MORE than one in eight secondary schools in England is below the new tougher floor standard deemed acceptable by ministers, according to the latest league table data.

The tables for secondary school tables were published last week, featuring the results of the first pupils to sit new, tougher GCSEs in English and maths.

Around 12% of schools, 365 in total, were below the new tougher standard. In 2016 it was 282, 9.3%.

Schools are judged by two new measures, Progress 8 and Attainment 8. Progress 8 was introduced in 2016. It aims to capture the progress a pupil makes from the end of primary school to the end of secondary school. It is a type of value added measure, which means that pupils’ results are compared to the actual achievements of other pupils with similar prior attainment.

Attainment 8 measures the achieve-ment of a pupil across eight qualifications including mathematics (double weighted) and English (double weighted), 3 further qualifications that count in the English Baccalaureate (EBacc) measure and 3 further qualifications that can be GCSE qualifications (including EBacc subjects) or any other non-GCSE qualif-ications on the DfE approved list. Each individual grade a pupil achieves is assigned a point score, which is then used to calculate a pupil’s Attainment 8 score.

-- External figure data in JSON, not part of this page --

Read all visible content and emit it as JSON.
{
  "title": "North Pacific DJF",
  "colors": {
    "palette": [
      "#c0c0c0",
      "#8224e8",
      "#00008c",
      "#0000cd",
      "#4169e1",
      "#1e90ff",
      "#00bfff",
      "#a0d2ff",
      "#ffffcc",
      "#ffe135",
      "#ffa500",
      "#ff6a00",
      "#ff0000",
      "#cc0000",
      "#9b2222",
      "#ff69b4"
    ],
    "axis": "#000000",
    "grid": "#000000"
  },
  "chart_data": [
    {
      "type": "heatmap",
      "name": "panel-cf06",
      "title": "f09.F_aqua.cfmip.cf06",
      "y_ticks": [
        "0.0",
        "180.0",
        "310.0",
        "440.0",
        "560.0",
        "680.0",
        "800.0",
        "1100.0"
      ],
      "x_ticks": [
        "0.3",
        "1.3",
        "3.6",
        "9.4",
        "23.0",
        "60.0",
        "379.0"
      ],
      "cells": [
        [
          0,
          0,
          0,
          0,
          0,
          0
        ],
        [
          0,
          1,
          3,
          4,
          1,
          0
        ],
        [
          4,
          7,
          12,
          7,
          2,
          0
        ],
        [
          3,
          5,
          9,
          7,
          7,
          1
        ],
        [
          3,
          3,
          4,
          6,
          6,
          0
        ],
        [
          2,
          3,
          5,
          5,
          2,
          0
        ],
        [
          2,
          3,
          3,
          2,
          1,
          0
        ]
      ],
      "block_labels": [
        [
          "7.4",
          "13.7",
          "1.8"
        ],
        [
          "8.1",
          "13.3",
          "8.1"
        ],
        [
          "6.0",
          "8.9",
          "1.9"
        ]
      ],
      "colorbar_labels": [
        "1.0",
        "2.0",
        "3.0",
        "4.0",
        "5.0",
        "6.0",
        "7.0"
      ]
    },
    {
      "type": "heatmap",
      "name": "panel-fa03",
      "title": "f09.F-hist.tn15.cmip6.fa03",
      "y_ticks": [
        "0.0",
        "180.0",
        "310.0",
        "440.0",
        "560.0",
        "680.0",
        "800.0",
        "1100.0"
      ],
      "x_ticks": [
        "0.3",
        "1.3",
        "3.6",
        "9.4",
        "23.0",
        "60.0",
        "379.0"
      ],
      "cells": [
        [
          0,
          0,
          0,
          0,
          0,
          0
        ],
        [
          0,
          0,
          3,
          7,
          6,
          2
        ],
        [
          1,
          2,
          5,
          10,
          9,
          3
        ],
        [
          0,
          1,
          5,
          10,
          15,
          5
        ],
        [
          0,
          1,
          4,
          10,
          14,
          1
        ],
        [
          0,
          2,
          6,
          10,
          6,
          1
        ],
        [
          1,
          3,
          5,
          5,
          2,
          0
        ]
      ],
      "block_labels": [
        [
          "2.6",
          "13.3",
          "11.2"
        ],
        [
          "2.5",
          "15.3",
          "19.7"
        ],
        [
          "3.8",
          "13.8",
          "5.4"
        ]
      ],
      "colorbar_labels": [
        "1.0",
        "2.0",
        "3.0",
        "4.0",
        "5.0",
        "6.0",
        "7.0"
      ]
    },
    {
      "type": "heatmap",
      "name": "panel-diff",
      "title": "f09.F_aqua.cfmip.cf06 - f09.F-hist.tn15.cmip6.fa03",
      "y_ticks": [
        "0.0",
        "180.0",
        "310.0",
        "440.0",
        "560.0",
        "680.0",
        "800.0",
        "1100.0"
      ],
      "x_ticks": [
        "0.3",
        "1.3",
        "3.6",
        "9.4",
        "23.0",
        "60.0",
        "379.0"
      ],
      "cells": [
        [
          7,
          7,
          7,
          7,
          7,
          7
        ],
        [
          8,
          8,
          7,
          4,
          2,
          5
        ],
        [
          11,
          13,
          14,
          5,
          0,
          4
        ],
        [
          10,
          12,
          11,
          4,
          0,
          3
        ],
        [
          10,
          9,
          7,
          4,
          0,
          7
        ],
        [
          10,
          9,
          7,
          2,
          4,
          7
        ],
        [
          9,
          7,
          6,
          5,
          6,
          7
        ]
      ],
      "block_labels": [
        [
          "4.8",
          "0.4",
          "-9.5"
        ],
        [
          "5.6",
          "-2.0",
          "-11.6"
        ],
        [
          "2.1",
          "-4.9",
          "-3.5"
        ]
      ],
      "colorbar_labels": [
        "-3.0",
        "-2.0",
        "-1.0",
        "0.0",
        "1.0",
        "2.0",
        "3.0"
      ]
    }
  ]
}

The Progress 8 floor standard is -0.5. Okehampton College achieved above average with 0.26, along with 12% of other schools in England, Callington College achieved an average score of -0.05 (matching around 40% of schools) while Tavistock College scored below average with -0.21 — matching around 18% of schools.

There are significant regional variations, with London having the lowest proportion of underperforming schools, with the north east having the highest. The tables use raw GCSE results from last year along with a raft of data from the Department for Education.

In schools where pupils failed to progress to the expected level (-0.5 or below in Progress 8), they were getting around half a GCSE grade worse than they could have done, based on end of primary school results.

Geoff Barton, general secretary of the Association of School and College Leaders, said: ‘Today’s secondary school performance tables cannot be compared with previous years because the government has once again moved the goalposts.

‘The new 9-1 grading system for GCSE English and maths has complicated the way in which the headline measures of school performance are calculated, with Attainment 8 and Progress 8 having to be worked out using a combination of 9-1 grades and the old A*-G grades.

‘It is particularly frustrating that the bar for achievement in English and maths has been raised arbitrarily to a grade 5 under the new system, which is higher than the old standard of grade C.

‘And it is potentially baffling for parents and employers that schools are now judged on grade 5 – described as a ‘strong pass’ – while grade 4 is good enough to be deemed a ‘standard pass’.

‘Our message to the DfE, trust boards, governors and inspectors is to avoid leaping to judgement on the basis of these performance tables. They only tell us a limited amount about the true quality of a school. It is a system which is undergoing significant change and which will continue to be turbulent in summer 2018 with the next phase of new-style GCSEs.’